Jika kondisi sudah sedemikian ini, maka sudah saatnya hati untuk dibersihkan. Jangan lagi menunggu lain waktu, karena keburukan sudah siap untuk menerkam kita ke dalam pelukannya.
"Maka Allah mengilhamkan kepada jiwa itu (jalan) kefasikan dan ketakwaannya. Sesungguhnya beruntunglah orang yang menyucikan jiwa itu, dan sesungguhnya merugilah orang yang mengotorinya".
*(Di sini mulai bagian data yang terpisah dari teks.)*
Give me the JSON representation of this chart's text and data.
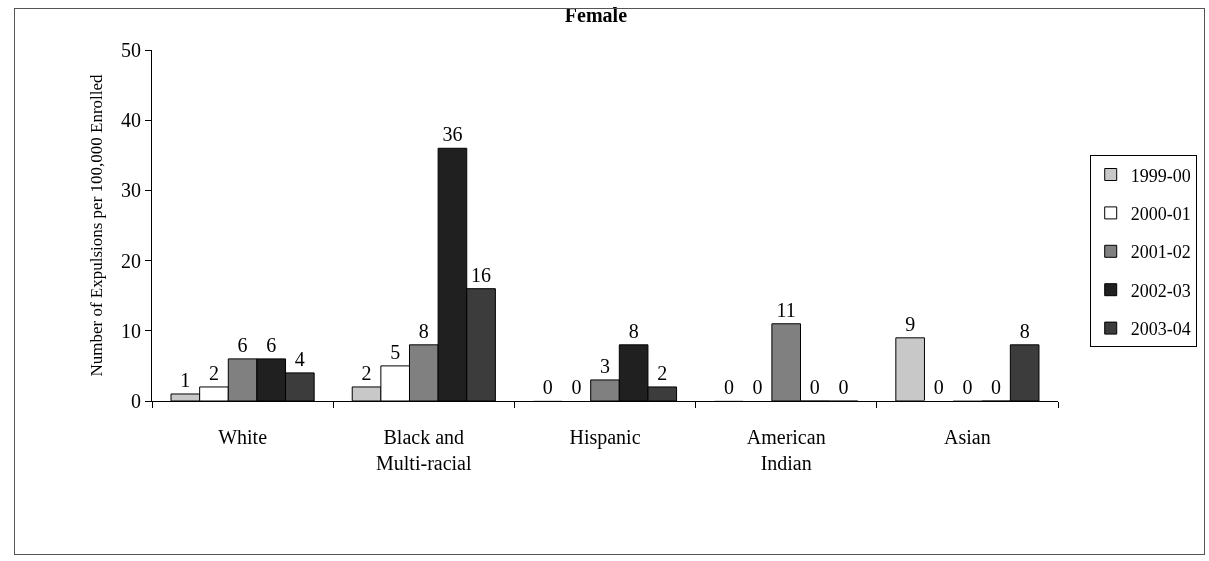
{
  "chart_data": {
    "type": "bar",
    "title": "Female",
    "ylabel": "Number of Expulsions per 100,000 Enrolled",
    "categories": [
      "White",
      "Black and\nMulti-racial",
      "Hispanic",
      "American\nIndian",
      "Asian"
    ],
    "series": [
      {
        "name": "1999-00",
        "color": "#c8c8c8",
        "values": [
          1,
          2,
          0,
          0,
          9
        ]
      },
      {
        "name": "2000-01",
        "color": "#ffffff",
        "values": [
          2,
          5,
          0,
          0,
          0
        ]
      },
      {
        "name": "2001-02",
        "color": "#808080",
        "values": [
          6,
          8,
          3,
          11,
          0
        ]
      },
      {
        "name": "2002-03",
        "color": "#202020",
        "values": [
          6,
          36,
          8,
          0,
          0
        ]
      },
      {
        "name": "2003-04",
        "color": "#3c3c3c",
        "values": [
          4,
          16,
          2,
          0,
          8
        ]
      }
    ],
    "ylim": [
      0,
      50
    ],
    "yticks": [
      0,
      10,
      20,
      30,
      40,
      50
    ],
    "grid": false,
    "legend": "right",
    "data_labels": true
  }
}
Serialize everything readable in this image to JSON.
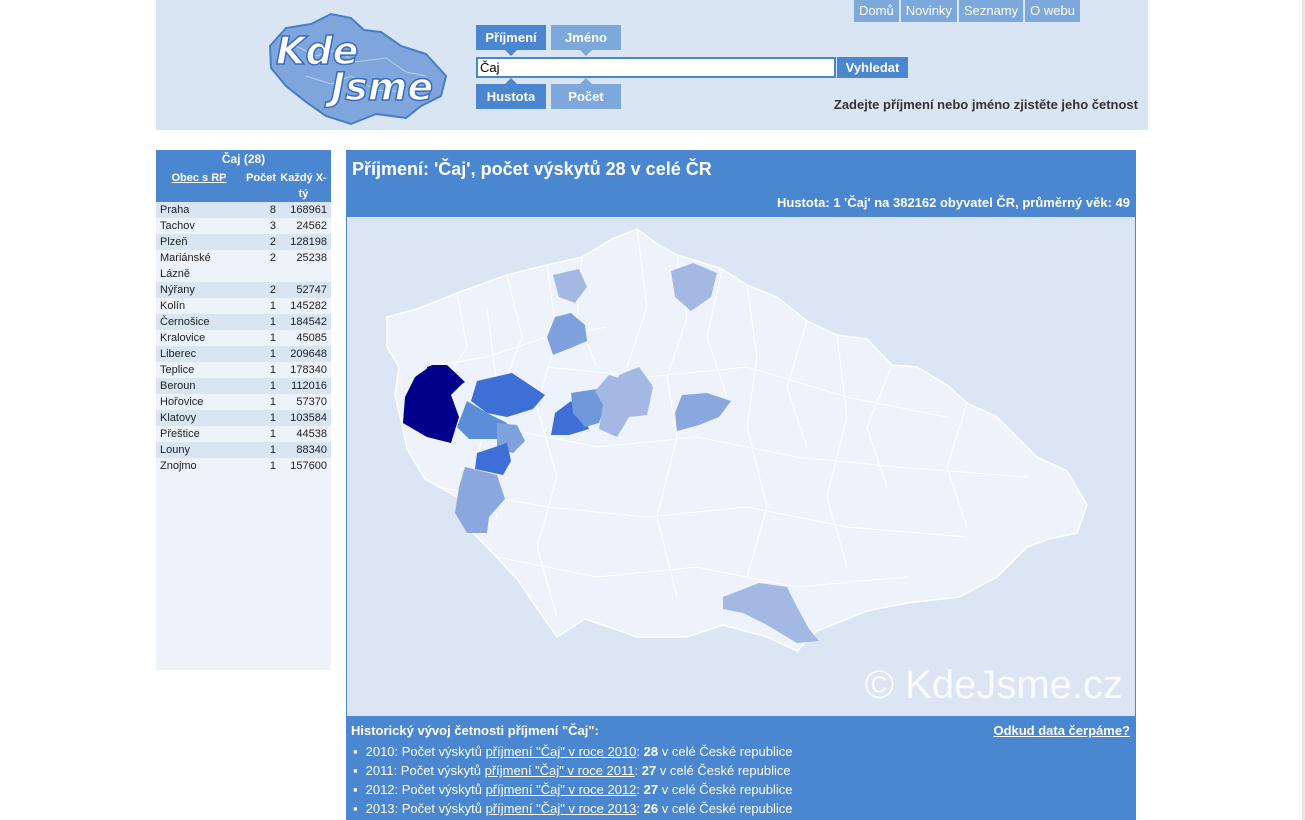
{
  "logo": {
    "line1": "Kde",
    "line2": "Jsme"
  },
  "tabs": {
    "surname": "Příjmení",
    "firstname": "Jméno",
    "density": "Hustota",
    "count": "Počet"
  },
  "search": {
    "value": "Čaj",
    "button": "Vyhledat",
    "hint": "Zadejte příjmení nebo jméno zjistěte jeho četnost"
  },
  "nav": {
    "home": "Domů",
    "news": "Novinky",
    "lists": "Seznamy",
    "about": "O webu"
  },
  "sidebar": {
    "title": "Čaj (28)",
    "col1": "Obec s RP",
    "col2": "Počet",
    "col3": "Každý X-tý",
    "rows": [
      {
        "city": "Praha",
        "count": "8",
        "every": "168961"
      },
      {
        "city": "Tachov",
        "count": "3",
        "every": "24562"
      },
      {
        "city": "Plzeň",
        "count": "2",
        "every": "128198"
      },
      {
        "city": "Mariánské Lázně",
        "count": "2",
        "every": "25238"
      },
      {
        "city": "Nýřany",
        "count": "2",
        "every": "52747"
      },
      {
        "city": "Kolín",
        "count": "1",
        "every": "145282"
      },
      {
        "city": "Černošice",
        "count": "1",
        "every": "184542"
      },
      {
        "city": "Kralovice",
        "count": "1",
        "every": "45085"
      },
      {
        "city": "Liberec",
        "count": "1",
        "every": "209648"
      },
      {
        "city": "Teplice",
        "count": "1",
        "every": "178340"
      },
      {
        "city": "Beroun",
        "count": "1",
        "every": "112016"
      },
      {
        "city": "Hořovice",
        "count": "1",
        "every": "57370"
      },
      {
        "city": "Klatovy",
        "count": "1",
        "every": "103584"
      },
      {
        "city": "Přeštice",
        "count": "1",
        "every": "44538"
      },
      {
        "city": "Louny",
        "count": "1",
        "every": "88340"
      },
      {
        "city": "Znojmo",
        "count": "1",
        "every": "157600"
      }
    ]
  },
  "main": {
    "title": "Příjmení: 'Čaj', počet výskytů 28 v celé ČR",
    "density": "Hustota: 1 'Čaj' na 382162 obyvatel ČR, průměrný věk: 49",
    "watermark": "© KdeJsme.cz"
  },
  "history": {
    "title": "Historický vývoj četnosti příjmení \"Čaj\":",
    "source_link": "Odkud data čerpáme?",
    "items": [
      {
        "year": "2010",
        "prefix": "2010: Počet výskytů ",
        "link": "příjmení \"Čaj\" v roce 2010",
        "sep": ": ",
        "count": "28",
        "suffix": " v celé České republice"
      },
      {
        "year": "2011",
        "prefix": "2011: Počet výskytů ",
        "link": "příjmení \"Čaj\" v roce 2011",
        "sep": ": ",
        "count": "27",
        "suffix": " v celé České republice"
      },
      {
        "year": "2012",
        "prefix": "2012: Počet výskytů ",
        "link": "příjmení \"Čaj\" v roce 2012",
        "sep": ": ",
        "count": "27",
        "suffix": " v celé České republice"
      },
      {
        "year": "2013",
        "prefix": "2013: Počet výskytů ",
        "link": "příjmení \"Čaj\" v roce 2013",
        "sep": ": ",
        "count": "26",
        "suffix": " v celé České republice"
      }
    ]
  },
  "colors": {
    "primary": "#4a87d0",
    "tab_inactive": "#7da8dc",
    "header_bg": "#dae5f3",
    "map_high": "#00008b",
    "map_mid": "#3e6fd6",
    "map_low": "#a3b8e2",
    "map_base": "#eef2fa"
  }
}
Dr. Ahmad Farid menggambarkan hati bagi anggota badan ibarat raja yang mengendalikan seluruh prajurit. Apa pun yang ke luar dari anggota badan adalah hasil instruksi hati sehingga hati bisa mempergunakan anggota badan kepada sesuatu yang dikehendakinya. Darinya, anggota badan akan lurus dan tersesat. Anggota badan pun akan mengikuti tekad yang telah diikat atau dilepaskan oleh hati.
Hati ibarat raja bagi anggota badan sehingga anggota badan melaksanakan apa yang diinstruksikan hati. Ia menerima bimbingan yang datang dari hati. Amal perbuatannya tidak akan lurus sebelum ia ke luar dari tujuan dan niat hati. Hati bertanggung jawab atas semua amal perbuatan anggota tubuh. Karena setiap pemimpin bertanggung jawab atas kepemimpinannya.
Oleh karena itu, perhatian terhadap hati yang sehat dan bersih adalah sesuatu yang penting dalam kehidupan. Menurut Dr. Ahmad Farid, iblis menyadari bahwa hati adalah tempat bergantungnya segala perbuatan dari anggota badan manusia. Karenanya, ia berusaha meniupkan rasa was-was ke dalam hati. Ia menyodorkan ke hadapan hati berbagai macam syahwat, dan memperindah segala tingkah laku dan perbuatan yang dapat menghambat hati menuju jalan yang benar dan lurus. Ia berusaha mengisi hati dengan hal-hal yang dapat menyebabkan tersesat, dan membuat terpental dari jalan hidayah.
Ia memasang jala dan tali di hadapan hati. Kalaulah hati seseorang bisa selamat atau terhindar dari jatuh terperosok ke dalamnya, maka iblis tetap memasang perangkap lainnya sehingga orang itu tidak akan dapat selamat dari semua jala dan tipu dayanya. Upaya iblis akan gagal apabila orang yang dibujuknya senantiasa memohon pertolongan Allah dan berusaha mencari faktor-faktor yang mendatangkan keridhaanNya.
Milikilah hati yang selalu berusaha menyerahkan diri secara totalitas kepada Tuhan dalam setiap gerak dan diamnya. Dengan itu hati akan menjadi bersih dan lurus, terhindar dari ketertipuan, kesesatan dan kejahatan.
Semoga Allah berkenan menjaga dan membersihkan hati kita dari segala kekotoran. Amin.